Being “The Queen of Suspense” isn’t quite a bed of roses, Violet Crepuscular is finding out.
“Yesterday they picked up stones and stoned me!” she recalls, introducing Chapter CDLIII of her epic romance, Oy, Rodney. “They stoned me for subjecting them to too much suspense! I was lucky to get away without an injury. And this morning a couple of ’em came after me with pitchforks–for not being suspenseful enough!”
Well, she would bring hydras and jackalopes into the story… I could’ve told her a lot of readers wouldn’t stand for it. I didn’t get where I am today by bringing hydras and jackalopes into my story.

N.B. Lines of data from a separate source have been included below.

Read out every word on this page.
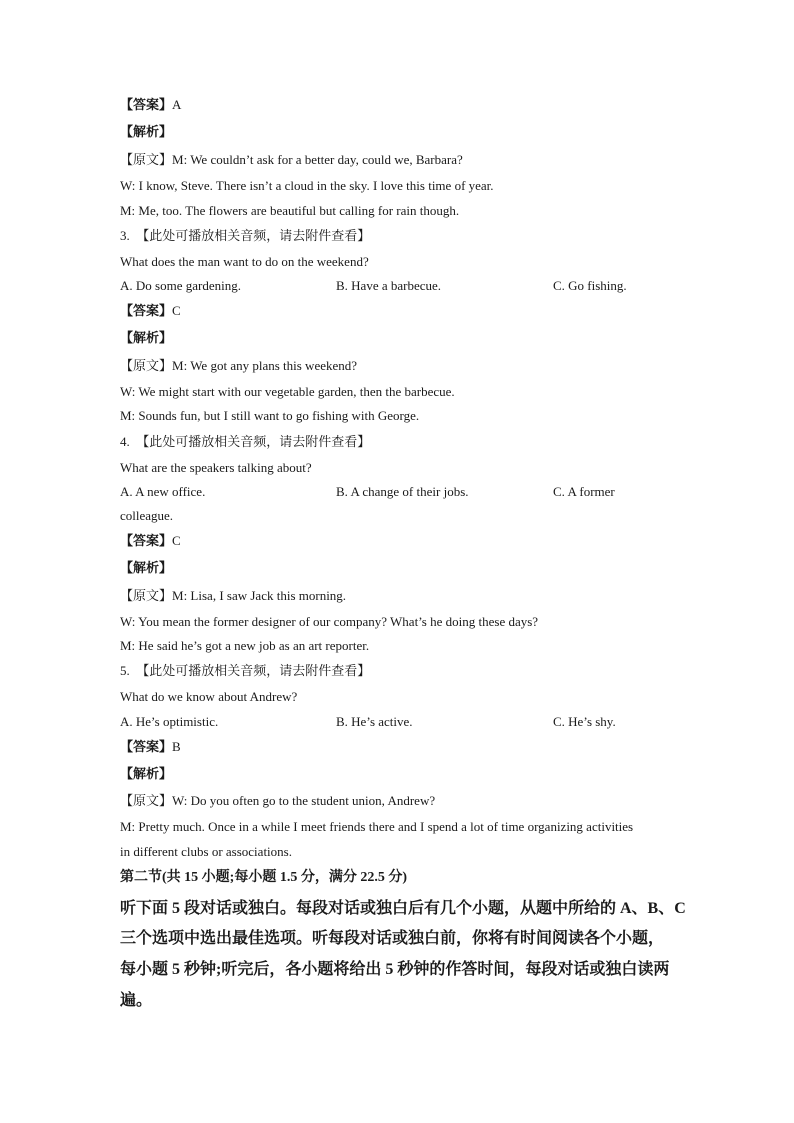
【答案】A
【解析】
【原文】M: We couldn’t ask for a better day, could we, Barbara?
W: I know, Steve. There isn’t a cloud in the sky. I love this time of year.
M: Me, too. The flowers are beautiful but calling for rain though.
3. 【此处可播放相关音频，请去附件查看】
What does the man want to do on the weekend?
A. Do some gardening.	B. Have a barbecue.	C. Go fishing.
【答案】C
【解析】
【原文】M: We got any plans this weekend?
W: We might start with our vegetable garden, then the barbecue.
M: Sounds fun, but I still want to go fishing with George.
4. 【此处可播放相关音频，请去附件查看】
What are the speakers talking about?
A. A new office.	B. A change of their jobs.	C. A former
colleague.
【答案】C
【解析】
【原文】M: Lisa, I saw Jack this morning.
W: You mean the former designer of our company? What’s he doing these days?
M: He said he’s got a new job as an art reporter.
5. 【此处可播放相关音频，请去附件查看】
What do we know about Andrew?
A. He’s optimistic.	B. He’s active.	C. He’s shy.
【答案】B
【解析】
【原文】W: Do you often go to the student union, Andrew?
M: Pretty much. Once in a while I meet friends there and I spend a lot of time organizing activities
in different clubs or associations.
第二节(共 15 小题;每小题 1.5 分，满分 22.5 分)
听下面 5 段对话或独白。每段对话或独白后有几个小题，从题中所给的 A、B、C
三个选项中选出最佳选项。听每段对话或独白前，你将有时间阅读各个小题，
每小题 5 秒钟;听完后，各小题将给出 5 秒钟的作答时间，每段对话或独白读两
遍。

Now, everybody knows–well, everybody but Lord Jeremy and Lady Margo–that the only way to get rid of a hydra is to cut off each of its heads with a sword and then quickly hold a live torch to the stump, to keep two more heads from growing back. That’s how Hercules did it, and his method has stood the test of time–just ask anyone in Flotsam, Maine.
So there’s the hydra in the vicar’s garden, with the vicar himself rendered horse de combat by his latest conniptions, and the helpful cowboy in a swoon on the floor… and Lady Margo’s crusty old butler, Crusty, comes in with a look on his face that would freeze the blood of a cactus. [Editor’s Note: I just can’t stop her.]
He is positively coruscating. “What’s all this, then?” he thunders.
The hydra, hearing this and thinking it’s Zeus, high-tails it off to the center of town.
And that’s when the jackalope swings into action.
“And that’s where I stop–hah!” writes Ms. Crepuscular. “I stop here in order to build up suspense for the next chapter. Eat your heart out, Barbara Cartland!”